Brazil’s Supreme Court rules anti-homosexual slurs are punishable by prison

gavel Credit: Brian A Jackson / Shutterstock

By a vote of 9-1, Brazil’s Federal Supreme Court (STF) this week equated slurs against “LGBTQIAPN+ people with the crime of racial slurs.” 

The decision was made Aug. 21 in a virtual session and responded to a case brought in 2019 by the Brazilian Association of Lesbians, Gays, Bisexuals, Transvestites, Transsexuals, and Intersex (ABGLT).

With this decision by the STF, transphobia and homophobia will be punished with sentences of two to five years of imprisonment in addition to the payment of a fine.
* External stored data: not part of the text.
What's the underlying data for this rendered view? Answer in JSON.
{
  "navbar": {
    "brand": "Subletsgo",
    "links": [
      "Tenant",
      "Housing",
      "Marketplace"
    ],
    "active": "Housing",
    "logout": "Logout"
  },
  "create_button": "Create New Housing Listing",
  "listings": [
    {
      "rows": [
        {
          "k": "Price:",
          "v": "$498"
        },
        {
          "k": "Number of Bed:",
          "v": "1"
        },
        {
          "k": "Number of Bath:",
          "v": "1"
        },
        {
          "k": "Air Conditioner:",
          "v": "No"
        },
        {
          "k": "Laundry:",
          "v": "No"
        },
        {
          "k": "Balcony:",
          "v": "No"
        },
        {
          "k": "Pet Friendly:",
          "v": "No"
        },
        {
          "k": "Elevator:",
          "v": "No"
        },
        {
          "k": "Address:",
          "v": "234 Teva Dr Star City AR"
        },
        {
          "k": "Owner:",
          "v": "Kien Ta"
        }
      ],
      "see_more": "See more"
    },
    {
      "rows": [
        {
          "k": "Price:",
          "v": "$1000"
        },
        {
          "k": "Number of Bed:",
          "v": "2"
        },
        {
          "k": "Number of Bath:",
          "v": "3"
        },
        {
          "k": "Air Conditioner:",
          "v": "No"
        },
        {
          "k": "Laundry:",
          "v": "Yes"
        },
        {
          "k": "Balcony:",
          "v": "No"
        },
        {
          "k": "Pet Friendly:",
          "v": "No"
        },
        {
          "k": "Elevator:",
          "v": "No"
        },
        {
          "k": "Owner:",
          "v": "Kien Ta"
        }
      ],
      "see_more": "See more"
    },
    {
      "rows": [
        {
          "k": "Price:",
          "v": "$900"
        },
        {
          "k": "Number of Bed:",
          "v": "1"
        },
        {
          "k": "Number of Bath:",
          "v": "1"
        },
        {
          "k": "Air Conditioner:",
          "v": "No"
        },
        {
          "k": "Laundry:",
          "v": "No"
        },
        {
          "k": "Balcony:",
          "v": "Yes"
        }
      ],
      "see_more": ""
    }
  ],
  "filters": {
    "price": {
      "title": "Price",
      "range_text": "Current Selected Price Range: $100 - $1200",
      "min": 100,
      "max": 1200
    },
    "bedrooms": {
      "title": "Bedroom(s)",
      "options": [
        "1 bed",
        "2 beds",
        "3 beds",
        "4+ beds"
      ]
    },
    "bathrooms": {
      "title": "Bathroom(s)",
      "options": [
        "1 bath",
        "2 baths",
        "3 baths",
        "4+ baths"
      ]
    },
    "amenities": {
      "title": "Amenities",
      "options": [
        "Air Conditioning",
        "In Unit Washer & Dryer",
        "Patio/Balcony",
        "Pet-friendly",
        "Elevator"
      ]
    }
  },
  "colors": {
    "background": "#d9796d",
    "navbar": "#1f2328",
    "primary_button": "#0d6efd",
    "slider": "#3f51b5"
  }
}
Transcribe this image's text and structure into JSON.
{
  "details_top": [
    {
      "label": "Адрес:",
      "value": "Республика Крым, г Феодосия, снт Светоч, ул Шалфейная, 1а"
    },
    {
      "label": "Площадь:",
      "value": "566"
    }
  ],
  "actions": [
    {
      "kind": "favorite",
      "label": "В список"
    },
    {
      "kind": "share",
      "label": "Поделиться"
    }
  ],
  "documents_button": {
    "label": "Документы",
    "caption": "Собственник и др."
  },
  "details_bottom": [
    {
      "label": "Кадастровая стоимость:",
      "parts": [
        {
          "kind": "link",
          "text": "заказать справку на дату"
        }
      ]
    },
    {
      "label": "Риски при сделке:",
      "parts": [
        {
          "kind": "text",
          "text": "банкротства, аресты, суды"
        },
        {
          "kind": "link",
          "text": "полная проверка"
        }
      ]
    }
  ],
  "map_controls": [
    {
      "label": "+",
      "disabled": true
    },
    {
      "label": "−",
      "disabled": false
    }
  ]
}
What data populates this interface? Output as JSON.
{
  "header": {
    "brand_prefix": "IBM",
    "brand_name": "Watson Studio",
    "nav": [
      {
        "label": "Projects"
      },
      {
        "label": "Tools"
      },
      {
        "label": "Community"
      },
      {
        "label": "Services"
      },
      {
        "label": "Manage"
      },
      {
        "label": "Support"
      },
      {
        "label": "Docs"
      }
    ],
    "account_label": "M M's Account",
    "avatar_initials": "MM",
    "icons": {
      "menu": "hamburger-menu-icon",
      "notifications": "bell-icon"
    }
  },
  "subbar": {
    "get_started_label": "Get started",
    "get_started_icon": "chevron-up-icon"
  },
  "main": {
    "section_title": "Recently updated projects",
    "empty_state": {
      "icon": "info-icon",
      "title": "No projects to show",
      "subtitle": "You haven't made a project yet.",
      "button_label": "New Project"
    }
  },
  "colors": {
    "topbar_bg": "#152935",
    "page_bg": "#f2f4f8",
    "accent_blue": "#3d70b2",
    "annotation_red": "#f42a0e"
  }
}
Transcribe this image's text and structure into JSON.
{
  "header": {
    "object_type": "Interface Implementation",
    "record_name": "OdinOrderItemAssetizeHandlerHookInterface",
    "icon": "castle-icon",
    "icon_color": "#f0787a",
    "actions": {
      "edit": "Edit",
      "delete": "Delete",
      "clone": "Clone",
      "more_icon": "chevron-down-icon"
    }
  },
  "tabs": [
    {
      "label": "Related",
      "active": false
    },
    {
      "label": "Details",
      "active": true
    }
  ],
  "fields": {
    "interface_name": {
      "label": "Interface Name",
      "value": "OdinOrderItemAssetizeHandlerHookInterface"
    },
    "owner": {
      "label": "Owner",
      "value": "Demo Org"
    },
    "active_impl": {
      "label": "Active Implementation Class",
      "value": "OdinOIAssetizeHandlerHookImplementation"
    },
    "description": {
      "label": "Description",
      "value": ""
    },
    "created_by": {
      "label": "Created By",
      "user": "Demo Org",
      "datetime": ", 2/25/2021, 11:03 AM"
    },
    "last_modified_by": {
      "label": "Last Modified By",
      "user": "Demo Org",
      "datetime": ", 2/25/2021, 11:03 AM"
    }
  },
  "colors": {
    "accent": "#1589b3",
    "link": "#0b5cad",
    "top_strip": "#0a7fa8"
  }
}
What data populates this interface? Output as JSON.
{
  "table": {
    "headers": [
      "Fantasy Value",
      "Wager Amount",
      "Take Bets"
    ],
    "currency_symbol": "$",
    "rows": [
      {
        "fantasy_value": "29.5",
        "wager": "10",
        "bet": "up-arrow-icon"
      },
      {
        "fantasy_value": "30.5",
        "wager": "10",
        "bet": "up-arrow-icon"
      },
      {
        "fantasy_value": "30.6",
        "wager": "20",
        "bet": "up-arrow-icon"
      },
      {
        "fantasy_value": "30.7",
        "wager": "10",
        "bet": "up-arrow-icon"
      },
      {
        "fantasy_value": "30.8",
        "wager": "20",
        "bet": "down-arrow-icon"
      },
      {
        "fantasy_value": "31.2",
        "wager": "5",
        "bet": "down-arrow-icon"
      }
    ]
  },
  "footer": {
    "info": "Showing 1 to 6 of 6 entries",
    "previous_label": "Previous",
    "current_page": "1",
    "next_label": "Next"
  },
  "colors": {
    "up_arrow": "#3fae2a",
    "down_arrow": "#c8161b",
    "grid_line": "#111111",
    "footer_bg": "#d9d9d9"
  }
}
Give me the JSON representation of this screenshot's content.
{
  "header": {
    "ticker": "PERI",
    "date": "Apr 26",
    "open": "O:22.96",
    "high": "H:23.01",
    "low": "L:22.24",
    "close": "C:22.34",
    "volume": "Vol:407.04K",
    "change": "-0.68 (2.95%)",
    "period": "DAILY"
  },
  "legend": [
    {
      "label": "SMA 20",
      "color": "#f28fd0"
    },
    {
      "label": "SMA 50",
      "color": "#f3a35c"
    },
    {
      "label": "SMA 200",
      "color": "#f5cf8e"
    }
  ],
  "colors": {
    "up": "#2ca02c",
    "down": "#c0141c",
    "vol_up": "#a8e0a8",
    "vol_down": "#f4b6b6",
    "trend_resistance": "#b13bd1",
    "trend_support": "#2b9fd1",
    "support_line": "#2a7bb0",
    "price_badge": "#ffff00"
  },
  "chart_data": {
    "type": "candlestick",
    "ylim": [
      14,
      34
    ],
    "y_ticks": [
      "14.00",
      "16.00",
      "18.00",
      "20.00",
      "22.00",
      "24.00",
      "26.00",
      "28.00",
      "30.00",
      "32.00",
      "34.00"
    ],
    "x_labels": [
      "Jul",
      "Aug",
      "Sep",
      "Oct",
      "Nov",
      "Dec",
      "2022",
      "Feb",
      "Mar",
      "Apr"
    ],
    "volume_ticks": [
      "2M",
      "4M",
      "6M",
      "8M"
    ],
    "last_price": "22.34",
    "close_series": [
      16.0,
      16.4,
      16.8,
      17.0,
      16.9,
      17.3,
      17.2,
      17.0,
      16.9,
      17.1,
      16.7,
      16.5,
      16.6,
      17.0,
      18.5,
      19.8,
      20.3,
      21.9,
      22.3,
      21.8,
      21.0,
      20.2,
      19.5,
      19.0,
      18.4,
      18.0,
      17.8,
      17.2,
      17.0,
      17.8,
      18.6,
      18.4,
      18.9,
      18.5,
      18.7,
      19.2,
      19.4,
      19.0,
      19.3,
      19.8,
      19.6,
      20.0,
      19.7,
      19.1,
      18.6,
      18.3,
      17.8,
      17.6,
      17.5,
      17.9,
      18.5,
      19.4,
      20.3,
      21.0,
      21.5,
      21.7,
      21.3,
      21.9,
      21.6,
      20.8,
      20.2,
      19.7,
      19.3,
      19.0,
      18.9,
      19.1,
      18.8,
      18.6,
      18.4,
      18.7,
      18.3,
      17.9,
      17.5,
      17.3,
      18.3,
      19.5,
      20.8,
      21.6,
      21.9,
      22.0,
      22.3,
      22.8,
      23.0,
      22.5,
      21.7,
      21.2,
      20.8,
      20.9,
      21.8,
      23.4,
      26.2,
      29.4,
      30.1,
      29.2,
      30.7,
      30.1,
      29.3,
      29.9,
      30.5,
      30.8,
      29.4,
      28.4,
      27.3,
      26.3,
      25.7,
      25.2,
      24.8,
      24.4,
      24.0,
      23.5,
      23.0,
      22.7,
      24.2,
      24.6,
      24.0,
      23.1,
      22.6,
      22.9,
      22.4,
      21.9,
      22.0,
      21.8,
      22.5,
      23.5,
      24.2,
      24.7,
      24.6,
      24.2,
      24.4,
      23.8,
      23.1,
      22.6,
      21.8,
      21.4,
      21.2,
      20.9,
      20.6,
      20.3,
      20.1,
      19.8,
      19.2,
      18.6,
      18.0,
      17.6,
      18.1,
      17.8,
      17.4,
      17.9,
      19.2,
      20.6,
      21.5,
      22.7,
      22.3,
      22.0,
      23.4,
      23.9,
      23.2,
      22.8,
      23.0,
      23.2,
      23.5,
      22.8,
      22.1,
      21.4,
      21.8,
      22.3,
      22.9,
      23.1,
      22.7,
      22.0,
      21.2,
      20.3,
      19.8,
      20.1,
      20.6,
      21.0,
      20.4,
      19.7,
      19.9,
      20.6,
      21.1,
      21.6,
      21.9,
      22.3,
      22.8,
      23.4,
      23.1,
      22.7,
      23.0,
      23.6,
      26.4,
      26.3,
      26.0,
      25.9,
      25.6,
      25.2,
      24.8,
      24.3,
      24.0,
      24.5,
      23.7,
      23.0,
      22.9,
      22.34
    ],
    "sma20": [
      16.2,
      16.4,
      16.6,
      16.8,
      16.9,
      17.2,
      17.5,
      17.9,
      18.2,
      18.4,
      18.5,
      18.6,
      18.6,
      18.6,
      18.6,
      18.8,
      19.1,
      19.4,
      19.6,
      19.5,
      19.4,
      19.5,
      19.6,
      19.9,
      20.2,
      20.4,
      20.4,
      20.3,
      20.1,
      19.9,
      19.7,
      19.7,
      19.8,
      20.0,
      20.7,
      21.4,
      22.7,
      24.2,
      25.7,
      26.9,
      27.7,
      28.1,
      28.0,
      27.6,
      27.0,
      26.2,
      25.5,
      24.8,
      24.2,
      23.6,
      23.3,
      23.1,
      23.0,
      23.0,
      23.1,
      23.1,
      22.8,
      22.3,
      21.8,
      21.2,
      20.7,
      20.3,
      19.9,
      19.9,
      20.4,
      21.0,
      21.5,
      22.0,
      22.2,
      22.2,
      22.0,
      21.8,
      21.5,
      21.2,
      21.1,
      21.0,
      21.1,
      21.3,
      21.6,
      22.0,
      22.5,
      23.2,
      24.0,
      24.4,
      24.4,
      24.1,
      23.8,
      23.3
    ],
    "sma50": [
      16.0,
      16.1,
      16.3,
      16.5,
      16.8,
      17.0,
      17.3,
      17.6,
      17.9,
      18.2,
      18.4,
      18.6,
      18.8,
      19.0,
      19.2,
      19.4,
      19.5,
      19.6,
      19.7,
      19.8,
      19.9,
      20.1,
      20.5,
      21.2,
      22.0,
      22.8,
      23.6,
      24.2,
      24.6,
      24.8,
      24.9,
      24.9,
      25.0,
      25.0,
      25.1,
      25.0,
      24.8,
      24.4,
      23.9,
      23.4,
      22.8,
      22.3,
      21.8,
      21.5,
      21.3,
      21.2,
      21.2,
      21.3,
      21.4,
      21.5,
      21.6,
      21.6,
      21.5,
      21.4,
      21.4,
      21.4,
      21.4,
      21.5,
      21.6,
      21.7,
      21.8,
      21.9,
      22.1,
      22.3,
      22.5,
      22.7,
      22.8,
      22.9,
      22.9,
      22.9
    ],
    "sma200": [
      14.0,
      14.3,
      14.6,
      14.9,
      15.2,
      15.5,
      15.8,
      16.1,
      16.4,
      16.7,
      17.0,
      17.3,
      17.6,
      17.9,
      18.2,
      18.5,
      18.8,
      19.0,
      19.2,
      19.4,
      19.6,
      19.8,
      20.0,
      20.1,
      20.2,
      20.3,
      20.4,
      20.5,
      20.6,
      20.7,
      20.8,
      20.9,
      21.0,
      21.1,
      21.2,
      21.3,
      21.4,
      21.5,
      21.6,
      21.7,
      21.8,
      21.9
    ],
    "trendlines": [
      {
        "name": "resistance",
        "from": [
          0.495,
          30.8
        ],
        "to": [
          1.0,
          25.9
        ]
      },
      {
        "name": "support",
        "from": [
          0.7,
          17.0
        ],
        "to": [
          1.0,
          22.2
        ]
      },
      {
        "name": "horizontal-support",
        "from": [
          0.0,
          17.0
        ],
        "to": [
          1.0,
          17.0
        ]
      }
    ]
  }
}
The penalty can be doubled if the crime is committed by two or more people.

According to the rapporteur for the case, Justice Edson Fachin, since the Supreme Court recognized in 2019 that discrimination against LGBTQIAPN+ people constitutes racism, the practice of homo- or transphobia can constitute a crime of racial slurs.

“The interpretation that restricts its application to cases of racism” leaving unprotected individuals from the LGBTQIAPN+ community “goes against not only the appealed judgment but the entire constitutional system,” Fachin said.

This decision complies with Law 14.532/2023 passed by Congress and signed by President Luiz Inácio Lula da Silva on Jan. 11, which classifies racial slurs as a crime of racism.